Thousands of customers of Aotea Finance, an Auckand- based provider of personal loans for amounts from $500 to $5000 will get collectively nearly $2.7 million that will be credited or refunded following a settlement with the Commerce Commission.
The settlement relates to non-disclosure of key information during a seven month period from 2015-16.
The commission said that for the period to which the settlement applies, the Aotea Finance group comprised four separate companies operating across Auckland, with a common director (Terry Cooke) and common shareholders, and a single general manager.
The group has agreed to return $2,800,000 to borrowers in relation to 14,442 loan contracts, less about $107,000 already credited to 103 borrowers.
The commission said that Aotea Finance accepted that between June 2015 and February 2016 its credit contracts did not include all the key information required to be disclosed to consumers under the Credit Contracts and Consumer Finance Act 2003 (CCCFA).
Those contracts failed to disclose required information such as:
- the right to apply for changes to a loan agreement on the grounds of unforeseen hardship
- an explanation of the extent to which a borrower would remain indebted if there was a shortfall on selling repossessed property
- the companies’ registration numbers on the Financial Service Providers Register.
“Aotea Finance’s contracts did not contain the information required in the CCCFA including information about borrowers’ rights. Aotea Finance has updated its disclosure documents and given borrowers the right information, and has agreed to make some payments to affected borrowers,” said Commission Chair Anna Rawlings.
“Lenders must tell borrowers what they are getting into, how much it will cost them, and what options they have if they get into hardship. The law sets out all the key information that lenders must disclose, and borrowers need to understand that information when they take out a loan,” she said.
By mid-April 2020 Aotea Finance will provide, at its expense, a final review report prepared by an independent accountant approved by the commission.
If borrowers cannot be found or do not contact Aotea Finance, amounts unpaid after 1 July 2022 will be paid to a charity agreed between the Commission and Aotea Finance.
There are now five companies in the Aotea Finance Group. Aotea Finance (Takanini) Limited began trading during the Commission’s investigation.
In a statement, Aotea Finance Limited, and its related companies, said they welcomed the settlement with the Commerce Commission in relation to the disclosure statements it has previously provided to customers.
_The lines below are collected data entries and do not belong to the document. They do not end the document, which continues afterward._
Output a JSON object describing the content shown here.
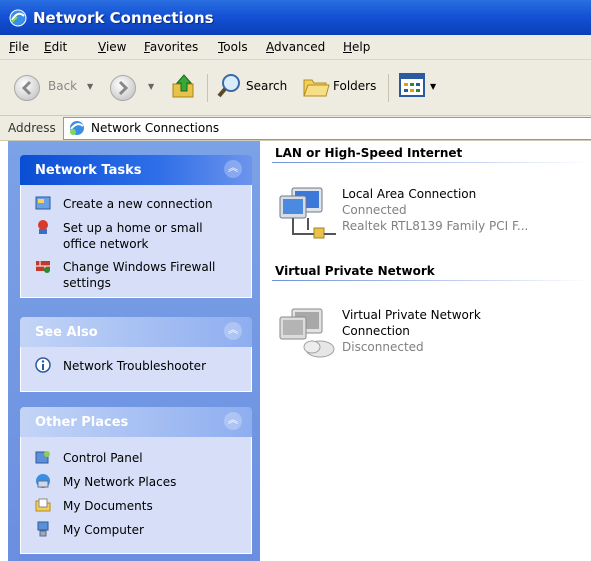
{
  "window": {
    "title": "Network Connections"
  },
  "menu": [
    "File",
    "Edit",
    "View",
    "Favorites",
    "Tools",
    "Advanced",
    "Help"
  ],
  "toolbar": {
    "back_label": "Back",
    "search_label": "Search",
    "folders_label": "Folders"
  },
  "address": {
    "label": "Address",
    "value": "Network Connections"
  },
  "panels": {
    "network_tasks": {
      "title": "Network Tasks",
      "items": [
        "Create a new connection",
        "Set up a home or small office network",
        "Change Windows Firewall settings"
      ]
    },
    "see_also": {
      "title": "See Also",
      "items": [
        "Network Troubleshooter"
      ]
    },
    "other_places": {
      "title": "Other Places",
      "items": [
        "Control Panel",
        "My Network Places",
        "My Documents",
        "My Computer"
      ]
    }
  },
  "groups": [
    {
      "header": "LAN or High-Speed Internet",
      "connection": {
        "name": "Local Area Connection",
        "status": "Connected",
        "device": "Realtek RTL8139 Family PCI F..."
      }
    },
    {
      "header": "Virtual Private Network",
      "connection": {
        "name": "Virtual Private Network Connection",
        "status": "Disconnected"
      }
    }
  ]
}
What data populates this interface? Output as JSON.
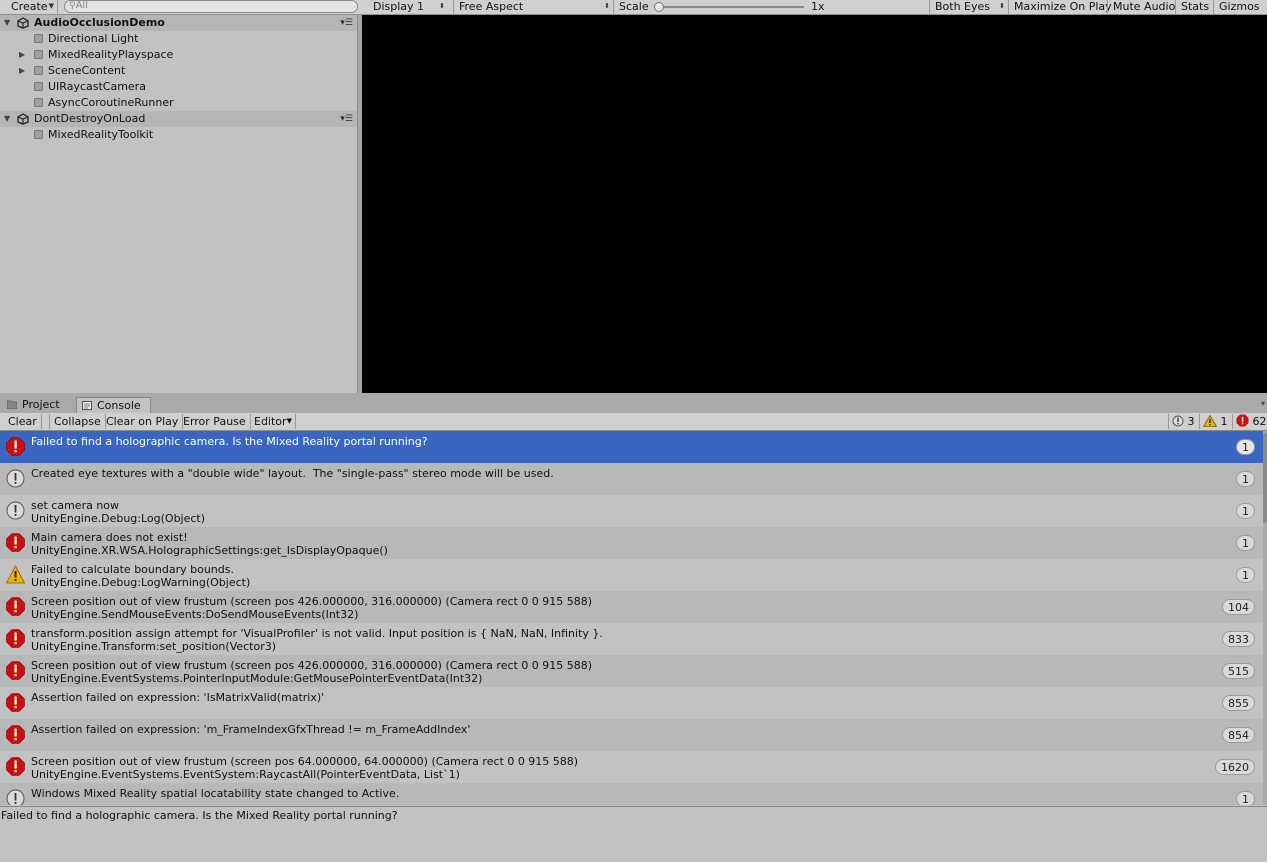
{
  "hierarchy": {
    "create_label": "Create",
    "search_placeholder": "All",
    "scenes": [
      {
        "name": "AudioOcclusionDemo",
        "children": [
          "Directional Light",
          "MixedRealityPlayspace",
          "SceneContent",
          "UIRaycastCamera",
          "AsyncCoroutineRunner"
        ]
      },
      {
        "name": "DontDestroyOnLoad",
        "children": [
          "MixedRealityToolkit"
        ]
      }
    ]
  },
  "game_toolbar": {
    "display": "Display 1",
    "aspect": "Free Aspect",
    "scale_label": "Scale",
    "scale_value": "1x",
    "both_eyes": "Both Eyes",
    "maximize": "Maximize On Play",
    "mute": "Mute Audio",
    "stats": "Stats",
    "gizmos": "Gizmos"
  },
  "console": {
    "tabs": [
      {
        "label": "Project",
        "icon": "folder-icon"
      },
      {
        "label": "Console",
        "icon": "console-icon"
      }
    ],
    "toolbar": {
      "clear": "Clear",
      "collapse": "Collapse",
      "clear_on_play": "Clear on Play",
      "error_pause": "Error Pause",
      "editor": "Editor"
    },
    "counts": {
      "info": "3",
      "warning": "1",
      "error": "62"
    },
    "logs": [
      {
        "type": "error",
        "line1": "Failed to find a holographic camera. Is the Mixed Reality portal running?",
        "line2": "",
        "count": "1",
        "selected": true
      },
      {
        "type": "info",
        "line1": "Created eye textures with a \"double wide\" layout.  The \"single-pass\" stereo mode will be used.",
        "line2": "",
        "count": "1"
      },
      {
        "type": "info",
        "line1": "set camera now",
        "line2": "UnityEngine.Debug:Log(Object)",
        "count": "1"
      },
      {
        "type": "error",
        "line1": "Main camera does not exist!",
        "line2": "UnityEngine.XR.WSA.HolographicSettings:get_IsDisplayOpaque()",
        "count": "1"
      },
      {
        "type": "warning",
        "line1": "Failed to calculate boundary bounds.",
        "line2": "UnityEngine.Debug:LogWarning(Object)",
        "count": "1"
      },
      {
        "type": "error",
        "line1": "Screen position out of view frustum (screen pos 426.000000, 316.000000) (Camera rect 0 0 915 588)",
        "line2": "UnityEngine.SendMouseEvents:DoSendMouseEvents(Int32)",
        "count": "104"
      },
      {
        "type": "error",
        "line1": "transform.position assign attempt for 'VisualProfiler' is not valid. Input position is { NaN, NaN, Infinity }.",
        "line2": "UnityEngine.Transform:set_position(Vector3)",
        "count": "833"
      },
      {
        "type": "error",
        "line1": "Screen position out of view frustum (screen pos 426.000000, 316.000000) (Camera rect 0 0 915 588)",
        "line2": "UnityEngine.EventSystems.PointerInputModule:GetMousePointerEventData(Int32)",
        "count": "515"
      },
      {
        "type": "error",
        "line1": "Assertion failed on expression: 'IsMatrixValid(matrix)'",
        "line2": "",
        "count": "855"
      },
      {
        "type": "error",
        "line1": "Assertion failed on expression: 'm_FrameIndexGfxThread != m_FrameAddIndex'",
        "line2": "",
        "count": "854"
      },
      {
        "type": "error",
        "line1": "Screen position out of view frustum (screen pos 64.000000, 64.000000) (Camera rect 0 0 915 588)",
        "line2": "UnityEngine.EventSystems.EventSystem:RaycastAll(PointerEventData, List`1)",
        "count": "1620"
      },
      {
        "type": "info",
        "line1": "Windows Mixed Reality spatial locatability state changed to Active.",
        "line2": "",
        "count": "1"
      }
    ],
    "detail": "Failed to find a holographic camera. Is the Mixed Reality portal running?"
  },
  "colors": {
    "selection": "#3a66c2",
    "error": "#cc1010",
    "warning": "#e8b400"
  }
}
"The agreement with the Commission arises from a technical issue with Aotea’s disclosure statements for a 7 month period from June 2015. Aotea took legal advice on the form of those contracts, but that advice was incorrect, resulting in technical deficiencies in the form of the statements," the statement from Aotea Finance Limited director Terry Cooke said.
"Aotea does not believe any of its customers were prejudiced in any way and no complaint was made to the Commission by any Aotea customer.
"While this situation was not of our own making, Aotea has agreed to remediate affected customers in order to deliver on our commitment to treat our customers with dignity and respect. We sought advice on what was required in our disclosure statements. Unfortunately that advice was wrong. We have now put it right and have taken steps to ensure it doesn’t happen again." Cooke said.
Aotea Finance says it will be contacting affected customers in the near future and as this matter is the subject of an agreement with the commission, Aotea will not be making any further comment.